Folate depletion induces erythroid differentiation through perturbation of de novo purine synthesis

Folate, an essential vitamin, is a one-carbon acceptor and donor in key metabolic reactions. Erythroid cells harbor a unique sensitivity to folate deprivation, as revealed by the primary pathological manifestation of nutritional folate deprivation: megaloblastic anemia. To study this metabolic sensitivity, we applied mild folate depletion to human and mouse erythroid cell lines, and primary murine erythroid progenitors.

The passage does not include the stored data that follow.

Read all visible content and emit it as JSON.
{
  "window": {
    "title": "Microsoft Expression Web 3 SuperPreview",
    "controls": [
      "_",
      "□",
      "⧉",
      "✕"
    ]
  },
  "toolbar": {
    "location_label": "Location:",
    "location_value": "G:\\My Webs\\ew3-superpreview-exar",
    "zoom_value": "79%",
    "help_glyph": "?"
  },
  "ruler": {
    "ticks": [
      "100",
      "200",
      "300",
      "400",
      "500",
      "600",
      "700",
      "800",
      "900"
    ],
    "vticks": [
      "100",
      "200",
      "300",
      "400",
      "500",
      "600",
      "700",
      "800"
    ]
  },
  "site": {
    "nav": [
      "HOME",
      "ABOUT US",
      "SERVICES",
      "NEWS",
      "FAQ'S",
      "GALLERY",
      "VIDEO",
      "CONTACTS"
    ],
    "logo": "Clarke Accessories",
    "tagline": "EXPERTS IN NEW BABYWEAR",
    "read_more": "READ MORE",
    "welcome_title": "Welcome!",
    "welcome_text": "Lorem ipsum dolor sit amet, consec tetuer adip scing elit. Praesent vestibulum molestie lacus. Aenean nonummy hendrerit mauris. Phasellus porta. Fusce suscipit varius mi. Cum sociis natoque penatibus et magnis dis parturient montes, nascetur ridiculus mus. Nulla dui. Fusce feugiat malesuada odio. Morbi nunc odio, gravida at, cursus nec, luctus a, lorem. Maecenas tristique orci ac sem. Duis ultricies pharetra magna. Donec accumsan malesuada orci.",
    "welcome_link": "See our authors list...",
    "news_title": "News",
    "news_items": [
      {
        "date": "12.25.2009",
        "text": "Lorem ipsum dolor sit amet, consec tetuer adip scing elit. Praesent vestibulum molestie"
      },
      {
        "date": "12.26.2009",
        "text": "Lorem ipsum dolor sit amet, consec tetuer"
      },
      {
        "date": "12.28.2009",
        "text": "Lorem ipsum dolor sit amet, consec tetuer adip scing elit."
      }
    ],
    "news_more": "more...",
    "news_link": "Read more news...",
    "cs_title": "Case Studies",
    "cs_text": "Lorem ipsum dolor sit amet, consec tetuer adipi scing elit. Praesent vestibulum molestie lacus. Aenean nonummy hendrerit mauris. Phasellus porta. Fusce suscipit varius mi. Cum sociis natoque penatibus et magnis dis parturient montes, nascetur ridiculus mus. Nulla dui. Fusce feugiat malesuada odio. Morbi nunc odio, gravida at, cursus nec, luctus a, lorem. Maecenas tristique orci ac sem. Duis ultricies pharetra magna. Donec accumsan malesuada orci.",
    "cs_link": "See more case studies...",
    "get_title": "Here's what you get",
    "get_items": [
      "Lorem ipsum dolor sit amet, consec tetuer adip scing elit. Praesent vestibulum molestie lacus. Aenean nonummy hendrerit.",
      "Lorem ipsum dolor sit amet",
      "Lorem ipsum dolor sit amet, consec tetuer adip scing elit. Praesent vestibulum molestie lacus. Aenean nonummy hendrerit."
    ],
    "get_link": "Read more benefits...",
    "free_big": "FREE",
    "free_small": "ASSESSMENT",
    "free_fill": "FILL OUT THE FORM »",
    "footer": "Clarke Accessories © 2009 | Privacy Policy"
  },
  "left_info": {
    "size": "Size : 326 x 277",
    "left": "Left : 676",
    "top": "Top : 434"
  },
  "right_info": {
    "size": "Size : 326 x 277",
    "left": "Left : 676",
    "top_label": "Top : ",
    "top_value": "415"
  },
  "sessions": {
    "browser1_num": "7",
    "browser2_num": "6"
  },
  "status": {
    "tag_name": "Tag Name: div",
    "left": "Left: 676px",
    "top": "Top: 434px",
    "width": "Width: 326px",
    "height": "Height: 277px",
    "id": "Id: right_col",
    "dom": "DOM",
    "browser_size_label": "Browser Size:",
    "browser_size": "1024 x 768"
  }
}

We show that folate depletion induces early blockade of purine synthesis and accumulation of the purine synthesis intermediate and signaling molecule, AICAR, followed by enhanced heme metabolism, hemoglobin synthesis, and erythroid differentiation. This is phenocopied by inhibition of folate metabolism using the SHMT1/2 inhibitor - SHIN1, and by AICAR supplementation. Mechanistically, the metabolically-driven differentiation is independent of nucleotide sensing through mTORC1 and AMPK, and is instead mediated by protein kinase C (PKC). Our findings suggest that folate deprivation-induced premature differentiation of erythroid progenitor cells is a molecular etiology to folate-deficiency induced anemia. We investigated the impact of folate depletion and one-carbon metabolism inhibiton on K562 and MEL cells. We cultured K562 and MEL cells in 2,000 nM folic acid or 100 nM folic acid, and in the presence of SHIN1 (1.25 uM) or AICAR (500 nM). We performed gene expression profiling analysis following 72 hours of culture in the indicated treatment conditions.